March 17, 1996|By John R. Alden | John R. Alden,special to the sun

"Dinotopia Lost," by Alan Dean Foster. Turner Publishing, Inc. 318 pages. $21.95 "I have wrought my simple plan/If I give one hour of joy/To the boy who's half a man/Or the man who's half a boy."

These lines of prefatory rhyme, borrowed from Arthur Conan Doyle's introduction to his classic dinosaur fantasy "The Lost World," do more than introduce "Dinotopia Lost" - they define its raison d'etre.

This book is written to entertain. More specifically, it is written to engage a reader who longs to escape the bleak reality of the late-night news for a wondorous world where animals talk, regular folks do great deeds and stories have happy endings.

Accepting this dictum, I tried to unshackle the appropriate aspects of my inner child every time I picked up this book. Nevertheless, finishing Mr. Foster's tale of honorable dinosaurs, elaborate treetop cities and greedy pirates witlessly trashing ancient relics was a struggle.

Has the Peter Pan in me been Wendyed into oblivion by an extended encounter with adulthood?

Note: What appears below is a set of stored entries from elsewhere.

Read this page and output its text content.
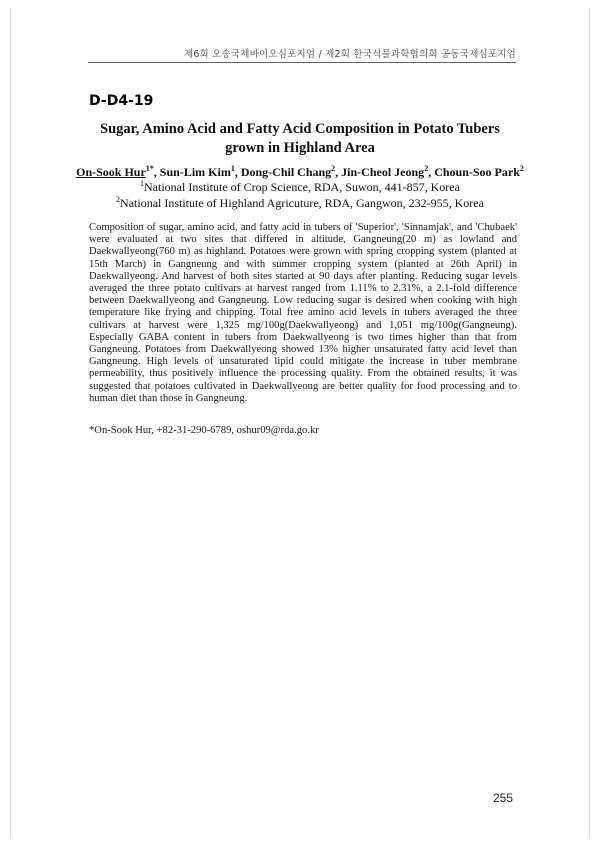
제6회 오송국제바이오심포지엄 / 제2회 한국식물과학협의회 공동국제심포지엄
D-D4-19
Sugar, Amino Acid and Fatty Acid Composition in Potato Tubers grown in Highland Area
On-Sook Hur$^{1*}$, Sun-Lim Kim$^1$, Dong-Chil Chang$^2$, Jin-Cheol Jeong$^2$, Choun-Soo Park$^2$
$^1$National Institute of Crop Science, RDA, Suwon, 441-857, Korea
$^2$National Institute of Highland Agricuture, RDA, Gangwon, 232-955, Korea
Composition of sugar, amino acid, and fatty acid in tubers of 'Superior', 'Sinnamjak', and 'Chubaek' were evaluated at two sites that differed in altitude, Gangneung(20 m) as lowland and Daekwallyeong(760 m) as highland. Potatoes were grown with spring cropping system (planted at 15th March) in Gangneung and with summer cropping system (planted at 26th April) in Daekwallyeong. And harvest of both sites started at 90 days after planting. Reducing sugar levels averaged the three potato cultivars at harvest ranged from 1.11% to 2.31%, a 2.1-fold difference between Daekwallyeong and Gangneung. Low reducing sugar is desired when cooking with high temperature like frying and chipping. Total free amino acid levels in tubers averaged the three cultivars at harvest were 1,325 mg/100g(Daekwallyeong) and 1,051 mg/100g(Gangneung). Especially GABA content in tubers from Daekwallyeong is two times higher than that from Gangneung. Potatoes from Daekwallyeong showed 13% higher unsaturated fatty acid level than Gangneung. High levels of unsaturated lipid could mitigate the increase in tuber membrane permeability, thus positively influence the processing quality. From the obtained results, it was suggested that potatoes cultivated in Daekwallyeong are better quality for food processing and to human diet than those in Gangneung.
*On-Sook Hur, +82-31-290-6789, oshur09@rda.go.kr
255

I'd prefer to think not. Nor do I scorn the literary phenomenon of fantasy. Technically, the writing of authors like L. Frank Baum ("The Land of Oz"), Anne McCaffrey ("The Dragon Riders of Pern"), Robert Jordan ("Barbarian Adventure") and Brian Jacques (the Redwall series) is simplistic and often slapdash, and it is all too easy to find works of fantasy that are just plain drivel. But as creators of fantastic worlds and as storytellers - and these are the central elements of successful fantasy - these authors and others like J. R. R. Tolkein and Marion Zimmer Bradley have entertained millions of readers for decades.

The problem with Mr. Foster's book is that Dinotopia, a fantasyland created by the artist James Gurney, is not a very interesting place. It's too harmonious. Dinosaur and human children sing and play happily together. Gigantic brachiosaurs tread cautiously for fear they might squash some inattentive human. Sharp-toothed raptors study tai chi and live on an ethically approved diet of dead fish. And when a four-legged Dinotopian feels death approaching it marches off to the wilds of the Rainy Basin and offers its body as sustenance for its meat-eating cousins who have rejected civil society to live out their carnivorous destiny.

Foster labors mightily to overwhelm this sanitized blandness. He introduces a band of cutlass-clutching blackguards and a monster storm. He marches his cast down a silver brick road to a golden temple with a diamond dome, and regularly threatens various characters with being eaten.

Yet this aggressive storytelling never generates any tension. Dinotopia is as unthreatening as a theme park, and this novel is like one more ride through the mechanical marvels. If we ooh and aah, it's only out of a sense of duty.

John R. Alden is an archaeologist studying evolution and organization of ancient civilizations. He reviews books for the Plain Dealer (Cleveland), Philadelphia Inquirer and Smithsonian magazine, among others. For six years he has written a bimonthly column on fantasy and science fiction.